We can touch the sky.

Nothing in my own lifetime has ever filled me with that kind of hope or inspiration—nothing but science fiction.

With that in mind, I’ve asked authors, artists, critics, and fans in the science fiction community to send me their stories of what they were doing when the LEM landed on the lunar surface, and to tell me how it informed their relationship with science fiction. What you’ll be seeing throughout today on Tor.com are personal glimpses of a moment in history.

So where were you that day, and how did it inform your relationship with science fiction?


Housekeeping note: All the images you will see today are public domain images from NASA.

About the Author

Torie Atkinson

Author

Learn More About
Subscribe
Notify of
Avatar


56 Comments
Oldest
Newest Most Voted
Inline Feedbacks
View all comments
Irene
15 years ago

Amen, Torie! As someone who also missed the event (albeit by a much finer margin) you’ve articulated what I’ve felt for the past 39.5 years.

OK, maybe it wasn’t on my mind the first few years but it wasn’t long before I was drawing space scenes and taping them underneath my mother’s desk, aka the “space craft”, with my Curious George doll as copilot.

Avatar
15 years ago

Wow, it’s already been a year? Time flies.. Happy Birthday, Tor.com :]

Avatar
15 years ago

Happy birthday, Tor.com! I found myself asking “Has it been a year already” when I saw the Kubrickian comic earlier. Now I know it is.

As for where I was when Mr. Armstrong walked on the moon? I was nary a gleam in either parent’s eye. My mother had only graduated high school the year before! It would take nearly 11 more years for me to cause the world to tremble at my presence (or maybe that was Mt. St. Helens erupting a couple weeks before my delivery…who can tell?)

Avatar
mmoore
15 years ago

At home. My parents let my sister and I stay up until Neil Armstrong’s foot actually touched the moon. In fact, we pulled the sleeper sofa and did not go to bed.

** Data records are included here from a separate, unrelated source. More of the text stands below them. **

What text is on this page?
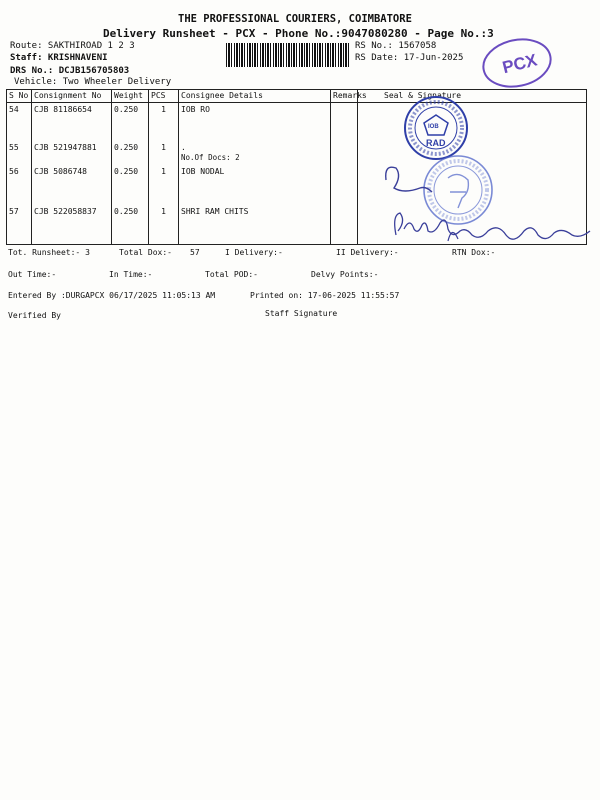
THE PROFESSIONAL COURIERS, COIMBATORE
Delivery Runsheet - PCX - Phone No.:9047080280 - Page No.:3
Route: SAKTHIROAD 1 2 3
Staff: KRISHNAVENI
DRS No.: DCJB156705803
Vehicle: Two Wheeler Delivery
RS No.: 1567058
RS Date: 17-Jun-2025 PCX
S No	Consignment No	Weight	PCS	Consignee Details	Remarks	Seal & Signature
54	CJB 81186654	0.250	1	IOB RO		
55	CJB 521947881	0.250	1	.
No.Of Docs: 2		

56	CJB 5086748	0.250	1	IOB NODAL		
57	CJB 522058837	0.250	1	SHRI RAM CHITS		
IOB
RAD
Tot. Runsheet:- 3	Total Dox:- 57	I Delivery:-	II Delivery:-	RTN Dox:-
Out Time:-	In Time:-	Total POD:-	Delvy Points:-
Entered By :DURGAPCX 06/17/2025 11:05:13 AM	Printed on: 17-06-2025 11:55:57
Verified By	Staff Signature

It seemed to take forever; there was check after check. We dozed off and on. Finally, the moment came and we watched on our little black and white television. At least, that is how I remember it. I have to ask my sister what she remembers. :-)

Avatar
mmoore
15 years ago

I have to mention that my sister has worked on the space station project. I guess the magic of that night made SOME impression.

Avatar
15 years ago

“We can touch the sky.”

I couldn’t have put it better myself. I, too, was a good ten years away from being even a mote in my parents’ eye in 1968, and I’ve grown up with the knowledge that men have landed on the moon. It’s history to me, certainly. But call me sentimental—whenever I see the footage, or hear the audio, I get goosebumps. I tear up a little.

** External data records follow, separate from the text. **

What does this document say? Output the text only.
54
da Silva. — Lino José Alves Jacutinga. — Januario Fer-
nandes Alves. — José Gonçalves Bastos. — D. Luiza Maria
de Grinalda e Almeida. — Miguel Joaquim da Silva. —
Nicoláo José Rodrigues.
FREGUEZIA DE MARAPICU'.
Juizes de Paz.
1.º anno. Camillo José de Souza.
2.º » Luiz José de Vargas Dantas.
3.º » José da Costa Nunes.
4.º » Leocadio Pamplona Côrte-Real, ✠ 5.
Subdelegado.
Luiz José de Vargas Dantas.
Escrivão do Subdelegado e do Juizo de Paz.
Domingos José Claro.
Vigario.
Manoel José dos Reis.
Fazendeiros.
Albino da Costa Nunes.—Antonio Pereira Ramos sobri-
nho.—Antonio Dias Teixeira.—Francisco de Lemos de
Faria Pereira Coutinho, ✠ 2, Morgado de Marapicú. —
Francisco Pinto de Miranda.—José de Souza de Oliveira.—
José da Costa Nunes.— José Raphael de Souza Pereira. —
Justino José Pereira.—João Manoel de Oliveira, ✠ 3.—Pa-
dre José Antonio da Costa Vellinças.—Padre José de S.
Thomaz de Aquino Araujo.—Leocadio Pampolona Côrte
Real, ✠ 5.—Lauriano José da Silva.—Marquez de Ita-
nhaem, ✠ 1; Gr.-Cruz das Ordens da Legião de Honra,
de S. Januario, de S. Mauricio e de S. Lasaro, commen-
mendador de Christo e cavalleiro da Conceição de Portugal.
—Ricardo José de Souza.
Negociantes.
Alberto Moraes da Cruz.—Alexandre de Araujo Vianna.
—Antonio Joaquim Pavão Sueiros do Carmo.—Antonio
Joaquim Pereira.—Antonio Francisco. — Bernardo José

Because even on this side of history, even despite having grown up with the iconic images in my grade school history books, even despite having Buzz Aldrin’s space-suited, flag-hoisting likeness reduced to an MTV branding image, it’s still a daunting achievement, and a testament to everything that humanity can accomplish if it puts its considerable resources behind an endeavour.

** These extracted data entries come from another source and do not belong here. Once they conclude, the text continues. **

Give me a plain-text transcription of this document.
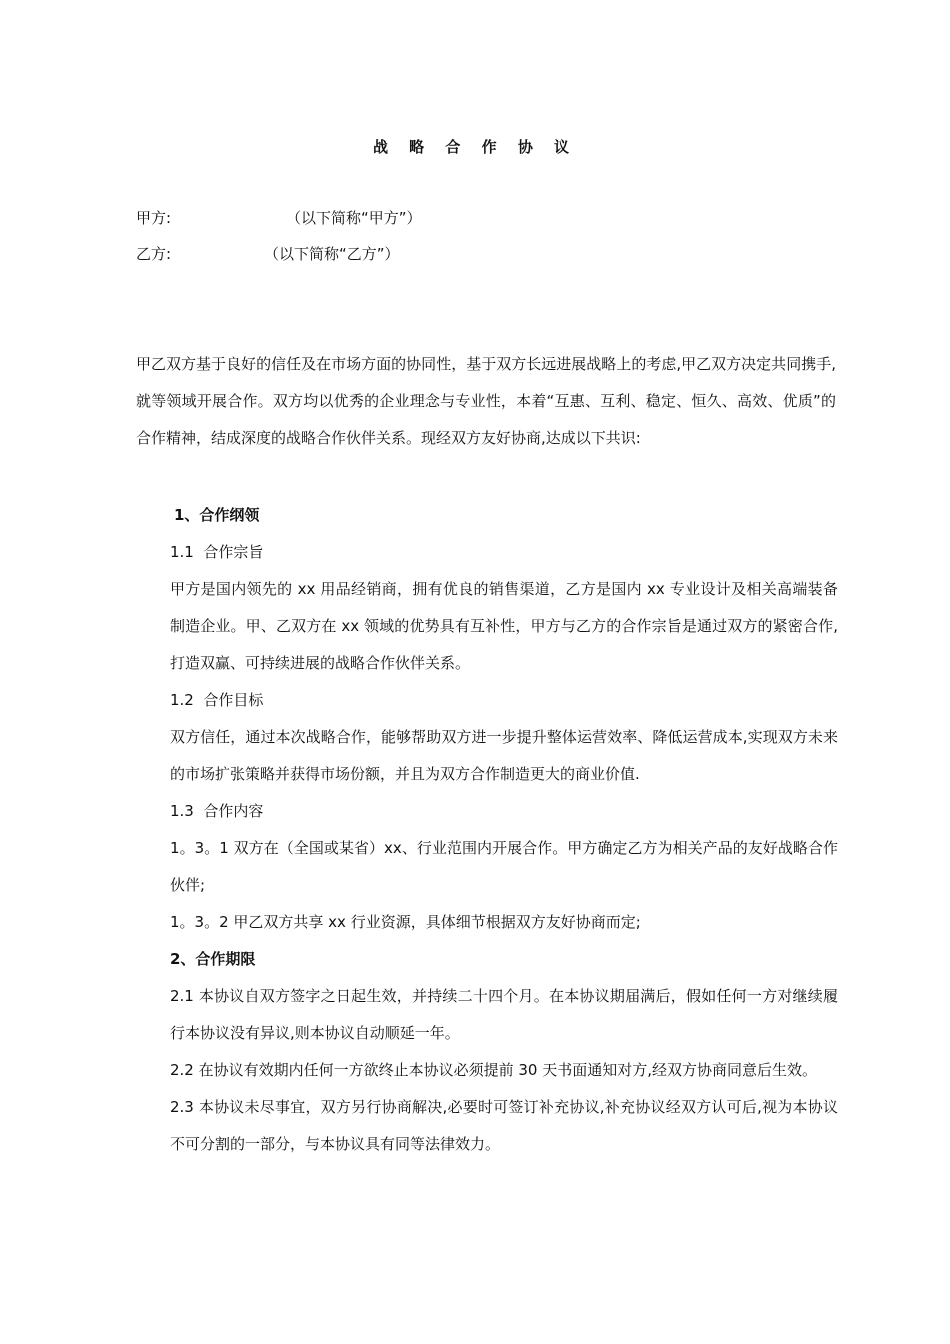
战 略 合 作 协 议
甲方:	（以下简称“甲方”）
乙方:	（以下简称“乙方”）
甲乙双方基于良好的信任及在市场方面的协同性，基于双方长远进展战略上的考虑,甲乙双方决定共同携手,就等领域开展合作。双方均以优秀的企业理念与专业性，本着“互惠、互利、稳定、恒久、高效、优质”的合作精神，结成深度的战略合作伙伴关系。现经双方友好协商,达成以下共识:

1、合作纲领

1.1  合作宗旨

甲方是国内领先的 xx 用品经销商，拥有优良的销售渠道，乙方是国内 xx 专业设计及相关高端装备制造企业。甲、乙双方在 xx 领域的优势具有互补性，甲方与乙方的合作宗旨是通过双方的紧密合作,打造双赢、可持续进展的战略合作伙伴关系。

1.2  合作目标

双方信任，通过本次战略合作，能够帮助双方进一步提升整体运营效率、降低运营成本,实现双方未来的市场扩张策略并获得市场份额，并且为双方合作制造更大的商业价值.

1.3  合作内容

1。3。1 双方在（全国或某省）xx、行业范围内开展合作。甲方确定乙方为相关产品的友好战略合作伙伴;

1。3。2 甲乙双方共享 xx 行业资源，具体细节根据双方友好协商而定;

2、合作期限

2.1 本协议自双方签字之日起生效，并持续二十四个月。在本协议期届满后，假如任何一方对继续履行本协议没有异议,则本协议自动顺延一年。

2.2 在协议有效期内任何一方欲终止本协议必须提前 30 天书面通知对方,经双方协商同意后生效。

2.3 本协议未尽事宜，双方另行协商解决,必要时可签订补充协议,补充协议经双方认可后,视为本协议不可分割的一部分，与本协议具有同等法律效力。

I bristle a little bit at the notion that it’s an American accomplishment. Not because credit isn’t due the American NASA team (quite the opposite, and that fact hit home as I was watching some documentaries about the Apollo program last week, and I really internalized how herculean a feat it really was), but because it’s such a huge thing, something that all humanity should be proud of, and by all rights it should be everyone’s. After all, it’s humanity’s destiny to reach for the stars, not one single nations’.

Despite the setbacks that the American space program has had, despite the designed-by-committee fiasco that has been the space shuttle, despite the relative lethargy with which private industry and other nations have taken up the slack, I’m still convinced that our long-term destiny is to become a space-faring race. As Stephen Hawkins has famously pointed out, we have no alternative from a practical perspective. Additionally, humanity’s track record is clear: always exploring, reaching for the unknown, expanding our horizons, and the Apollo program was the epitome of that intrinsic, instinctual, and utterly human impulse. Leif Erikson, Vasco de Gama, Magellan, Aldrin, Armstrong, Collins, and beyond.

Many lament the stagnation of the space program, and they are right to do so. It’s a goddamned shame that we seem to have all the money in the world to wage wars, but we can’t be bothered to resume peopled space exploration. It’s also a bloody embarrassment that we have no problem intentionally sending millions of people to die in wars, but we balk at the accidental deaths of a handful of intrepid pioneers, and bring our peopled space exploration programs to a grinding halt.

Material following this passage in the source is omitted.